La vérification externe reste un pilier pour crédibiliser les indicateurs avant publication. La nomination de data stewards garantit une maintenance continue et une qualité durable des jeux de données.
Contrôles, vérification et rôles internes
Les contrôles comprennent revues internes, audits externes et procédures d’escalade en cas d’anomalies détectées. Ces étapes réduisent les risques d’erreur et renforcent la confiance des investisseurs.
Rôles internes :
- DPO ou référent données RSE
- Responsable développement durable
- Data stewards par domaine
- Comité de pilotage ESG
Ces dispositifs préparent l’entreprise à communiquer conformément aux normes et attentes des investisseurs et autres parties prenantes. Une gouvernance claire facilite l’intégration des standards et la vérification future.
Ces dispositifs préparent l’entreprise à communiquer via un reporting extra-financier stratégique et lisible
La communication publique doit respecter les normes, dont CSRD et les ESRS, et traduire la double matérialité. Selon la directive CSRD, la clarté et la vérifiabilité des informations sont désormais centrales.

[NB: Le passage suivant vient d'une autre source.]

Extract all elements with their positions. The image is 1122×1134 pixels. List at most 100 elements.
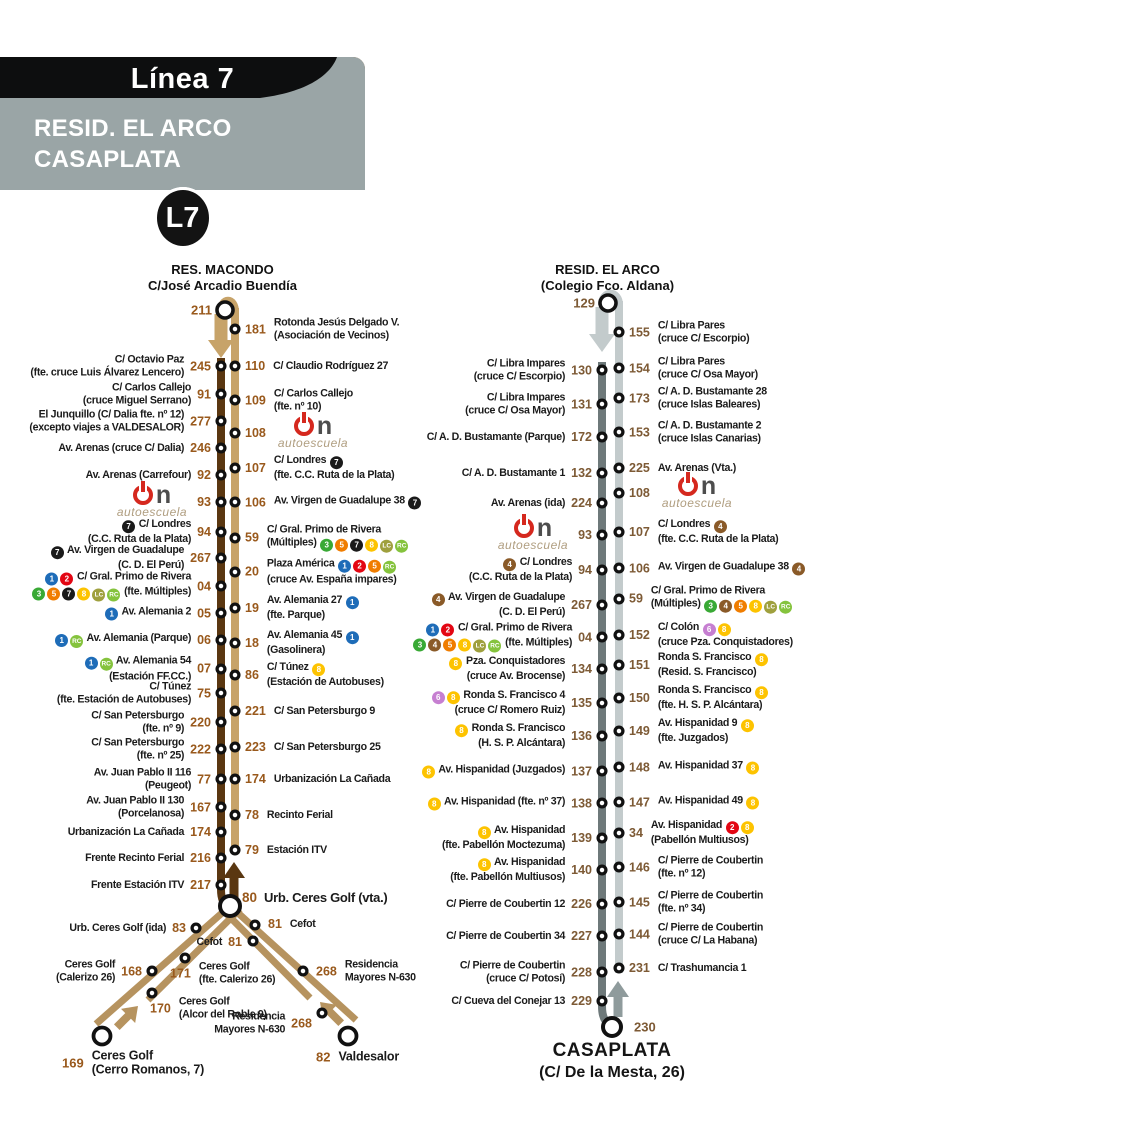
stop-row-93: n autoescuela 93 [113, 483, 211, 520]
autoescuela-on-logo: n autoescuela [497, 514, 569, 553]
stop-label: Urb. Ceres Golf (vta.) [264, 890, 388, 905]
line-badge-8: 8 [454, 724, 468, 738]
stop-label: C/ Colón 6 8 (cruce Pza. Conquistadores) [657, 621, 793, 649]
terminal-number: 230 [634, 1020, 656, 1035]
stop-row-229: C/ Cueva del Conejar 13 229 [451, 994, 592, 1008]
stop-dot [613, 692, 625, 704]
stop-number: 217 [190, 878, 211, 892]
line-badge-1: 1 [55, 634, 69, 647]
stop-label: El Junquillo (C/ Dalia fte. nº 12) (excep… [29, 408, 185, 433]
stop-number: 138 [571, 796, 592, 810]
stop-dot [229, 360, 241, 372]
stop-dot [596, 398, 608, 410]
stop-label: Urbanización La Cañada [67, 825, 185, 838]
stop-label: Frente Recinto Ferial [85, 851, 185, 864]
stop-label: Av. Juan Pablo II 130 (Porcelanosa) [86, 794, 185, 819]
stop-label: C/ Libra Impares (cruce C/ Osa Mayor) [465, 391, 566, 416]
branch-line [219, 906, 313, 1001]
stop-label: Av. Arenas (Vta.) [657, 461, 736, 474]
stop-row-137: 8 Av. Hispanidad (Juzgados) 137 [421, 764, 592, 779]
stop-dot [613, 796, 625, 808]
stop-label: Av. Arenas (Carrefour) [85, 468, 192, 481]
power-icon [513, 518, 534, 538]
stop-label: C/ Pierre de Coubertin (fte. nº 12) [657, 854, 764, 879]
stop-number: 229 [571, 994, 592, 1008]
stop-number: 152 [629, 628, 650, 642]
junction-label: 80 Urb. Ceres Golf (vta.) [242, 890, 388, 905]
line-badge-5: 5 [47, 587, 61, 601]
line-badge-LC: LC [473, 639, 487, 653]
stop-number: 79 [245, 843, 259, 857]
stop-row-222: C/ San Petersburgo (fte. nº 25) 222 [91, 736, 211, 761]
stop-dot [596, 898, 608, 910]
stop-number: 145 [629, 895, 650, 909]
stop-dot [229, 773, 241, 785]
route-terminal-circle [601, 1016, 623, 1038]
stop-row-107: 107 C/ Londres 4 (fte. C.C. Ruta de la Pla… [629, 518, 779, 546]
stop-row-145: 145 C/ Pierre de Coubertin (fte. nº 34) [629, 889, 763, 914]
stop-label: Recinto Ferial [266, 808, 333, 821]
linea7-header-band [0, 57, 337, 98]
stop-dot [613, 827, 625, 839]
stop-dot [146, 987, 158, 999]
stop-row-246: Av. Arenas (cruce C/ Dalia) 246 [58, 441, 211, 455]
line-badge-RC: RC [383, 560, 397, 574]
stop-dot [596, 364, 608, 376]
stop-label: 8 Ronda S. Francisco (H. S. P. Alcántara) [454, 722, 565, 750]
stop-number: 146 [629, 860, 650, 874]
stop-number: 20 [245, 565, 259, 579]
stop-row-181: 181 Rotonda Jesús Delgado V. (Asociación d… [245, 316, 400, 341]
stop-dot [247, 935, 259, 947]
line-badge-8: 8 [740, 719, 754, 733]
stop-label: C/ San Petersburgo 25 [273, 740, 381, 753]
stop-dot [316, 1007, 328, 1019]
stop-label: C/ Pierre de Coubertin (cruce C/ La Haban… [657, 921, 764, 946]
stop-number: 78 [245, 808, 259, 822]
stop-number: 83 [172, 921, 186, 935]
stop-dot [613, 861, 625, 873]
stop-label: C/ Pierre de Coubertin (cruce C/ Potosí) [459, 959, 566, 984]
stop-number: 153 [629, 425, 650, 439]
stop-row-05: 1 Av. Alemania 2 05 [104, 606, 211, 621]
line-badge-1: 1 [345, 596, 359, 610]
stop-label: C/ Londres 7 (fte. C.C. Ruta de la Plata) [273, 454, 395, 482]
line-badge-1: 1 [45, 572, 59, 586]
stop-label: Ceres Golf (Calerizo 26) [56, 958, 116, 983]
stop-row-221: 221 C/ San Petersburgo 9 [245, 704, 375, 718]
stop-dot [215, 442, 227, 454]
stop-dot [215, 716, 227, 728]
line-badge-6: 6 [702, 623, 716, 637]
stop-number: 226 [571, 897, 592, 911]
line-badge-8: 8 [365, 538, 379, 552]
stop-number: 268 [291, 1016, 312, 1030]
stop-label: Ceres Golf (Cerro Romanos, 7) [91, 1048, 205, 1076]
stop-number: 136 [571, 729, 592, 743]
stop-row-110: 110 C/ Claudio Rodríguez 27 [245, 359, 388, 373]
stop-number: 246 [190, 441, 211, 455]
stop-dot [596, 564, 608, 576]
stop-number: 171 [170, 966, 191, 980]
line-badge-8: 8 [749, 599, 763, 613]
stop-row-138: 8 Av. Hispanidad (fte. nº 37) 138 [427, 796, 592, 811]
stop-number: 34 [629, 826, 643, 840]
stop-dot [229, 462, 241, 474]
stop-row-34: 34 Av. Hispanidad 2 8 (Pabellón Multiusos) [629, 819, 755, 847]
stop-number: 129 [573, 295, 595, 311]
stop-number: 139 [571, 831, 592, 845]
stop-dot [613, 659, 625, 671]
autoescuela-on-logo: n autoescuela [661, 472, 733, 511]
stop-dot [613, 593, 625, 605]
stop-dot [215, 826, 227, 838]
stop-dot [613, 725, 625, 737]
linea7-origin: RESID. EL ARCO (Colegio Fco. Aldana) [540, 262, 675, 293]
line-badge-8: 8 [477, 826, 491, 840]
stop-row-134: 8 Pza. Conquistadores (cruce Av. Brocense… [448, 655, 592, 683]
stop-row-225: 225 Av. Arenas (Vta.) [629, 461, 736, 475]
line-badge-5: 5 [734, 599, 748, 613]
stop-number: 107 [245, 461, 266, 475]
terminal-name: CASAPLATA (C/ De la Mesta, 26) [539, 1040, 685, 1081]
stop-number: 216 [190, 851, 211, 865]
route-start-circle [215, 300, 235, 320]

Le reporting se décline souvent en versions adaptées selon les publics et l’usage prévu. Selon SASB et GRI, l’alignement méthodologique facilite l’usage par investisseurs et clients.

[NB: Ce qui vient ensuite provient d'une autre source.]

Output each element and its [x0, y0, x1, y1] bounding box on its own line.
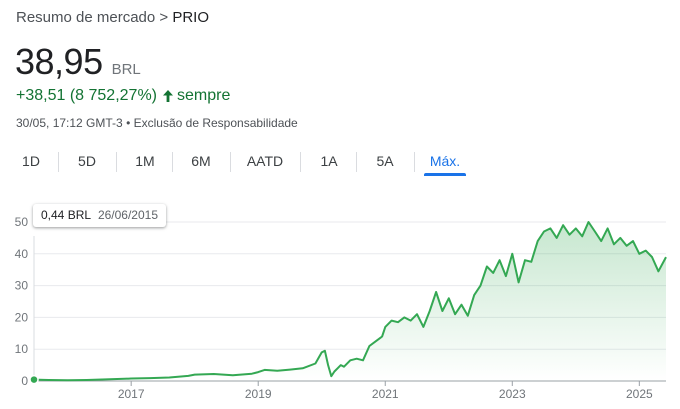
tab-divider — [356, 152, 357, 172]
price-currency: BRL — [111, 61, 141, 78]
y-tick-label: 20 — [15, 310, 29, 324]
price-change-value: +38,51 (8 752,27%) — [16, 87, 157, 104]
y-tick-label: 40 — [15, 247, 29, 261]
hover-point — [29, 374, 39, 385]
price-change: +38,51 (8 752,27%) sempre — [16, 87, 230, 105]
tab-divider — [414, 152, 415, 172]
price-change-period: sempre — [177, 87, 231, 104]
series-area — [34, 222, 666, 381]
tab-divider — [300, 152, 301, 172]
x-tick-label: 2017 — [118, 387, 145, 401]
tab-1m[interactable]: 1M — [135, 153, 155, 169]
tooltip-value: 0,44 BRL — [41, 208, 91, 222]
tab-divider — [230, 152, 231, 172]
range-tabs: 1D 5D 1M 6M AATD 1A 5A Máx. — [0, 148, 680, 176]
tab-1y[interactable]: 1A — [320, 153, 338, 169]
tab-6m[interactable]: 6M — [191, 153, 211, 169]
x-tick-label: 2025 — [626, 387, 653, 401]
price-row: 38,95 BRL — [15, 41, 141, 83]
disclaimer-link[interactable]: Exclusão de Responsabilidade — [133, 116, 298, 130]
tab-divider — [58, 152, 59, 172]
meta-separator: • — [126, 116, 131, 130]
quote-meta: 30/05, 17:12 GMT-3 • Exclusão de Respons… — [16, 116, 298, 130]
price-value: 38,95 — [15, 41, 103, 82]
y-tick-label: 10 — [15, 342, 29, 356]
y-tick-label: 30 — [15, 279, 29, 293]
tab-ytd[interactable]: AATD — [246, 153, 284, 169]
price-chart[interactable]: 0 10 20 30 40 50 2017 2019 2021 2023 2025 — [0, 196, 680, 409]
arrow-up-icon — [163, 90, 173, 102]
tooltip-date: 26/06/2015 — [97, 208, 158, 222]
y-tick-label: 50 — [15, 215, 29, 229]
breadcrumb-separator: > — [159, 9, 169, 26]
chart-tooltip: 0,44 BRL 26/06/2015 — [33, 204, 166, 227]
x-tick-label: 2023 — [499, 387, 526, 401]
x-tick-label: 2019 — [245, 387, 272, 401]
series-line — [33, 221, 667, 382]
y-tick-label: 0 — [21, 374, 28, 388]
tab-divider — [172, 152, 173, 172]
breadcrumb-link-market-summary[interactable]: Resumo de mercado — [16, 9, 156, 26]
tab-divider — [116, 152, 117, 172]
tab-5y[interactable]: 5A — [376, 153, 394, 169]
quote-timestamp: 30/05, 17:12 GMT-3 — [16, 116, 123, 130]
tab-5d[interactable]: 5D — [78, 153, 96, 169]
tab-max[interactable]: Máx. — [424, 148, 466, 176]
breadcrumb: Resumo de mercado > PRIO — [16, 9, 209, 26]
tab-1d[interactable]: 1D — [22, 153, 40, 169]
breadcrumb-current: PRIO — [172, 9, 210, 26]
x-tick-label: 2021 — [372, 387, 399, 401]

Structures de rapport et normes applicables (CSRD, ESRS)
Les rapports combinent exposition de stratégie, politiques, indicateurs et gouvernance pour répondre aux attentes réglementaires. Les sections doivent clairement indiquer périmètre, méthodologie et évolution des données collectées.
Normes de référence :
- Global Reporting Initiative (GRI)
- CSRD et normes ESRS
- SASB pour matérialité sectorielle
- CDP pour reporting climatique
« Le rapport a servi à convaincre des financeurs sensibles aux critères ESG »
Sophie D.
Valorisation et usages par les parties prenantes
Les reports extra-financiers servent au dialogue avec investisseurs, clients et collaborateurs ainsi qu’à des appels d’offres sensibles. Les notations MSCI ESG et Moody’s ESG orientent souvent les décisions d’allocation de capital.
Publics et usages :
- Investisseurs pour évaluation risques et opportunités
- Clients pour critères fournisseurs durables
- Collaborateurs pour engagement et attractivité
- Régulateurs pour conformité et transparence
« L’approche par matérialité renforce la confiance des marchés et favorise des financements responsables »
Paul R.
Un reporting bien structuré devient un levier stratégique pour la performance durable et la maîtrise des risques non financiers. La clarté méthodologique et la vérification externe restent les deux facteurs clés de succès.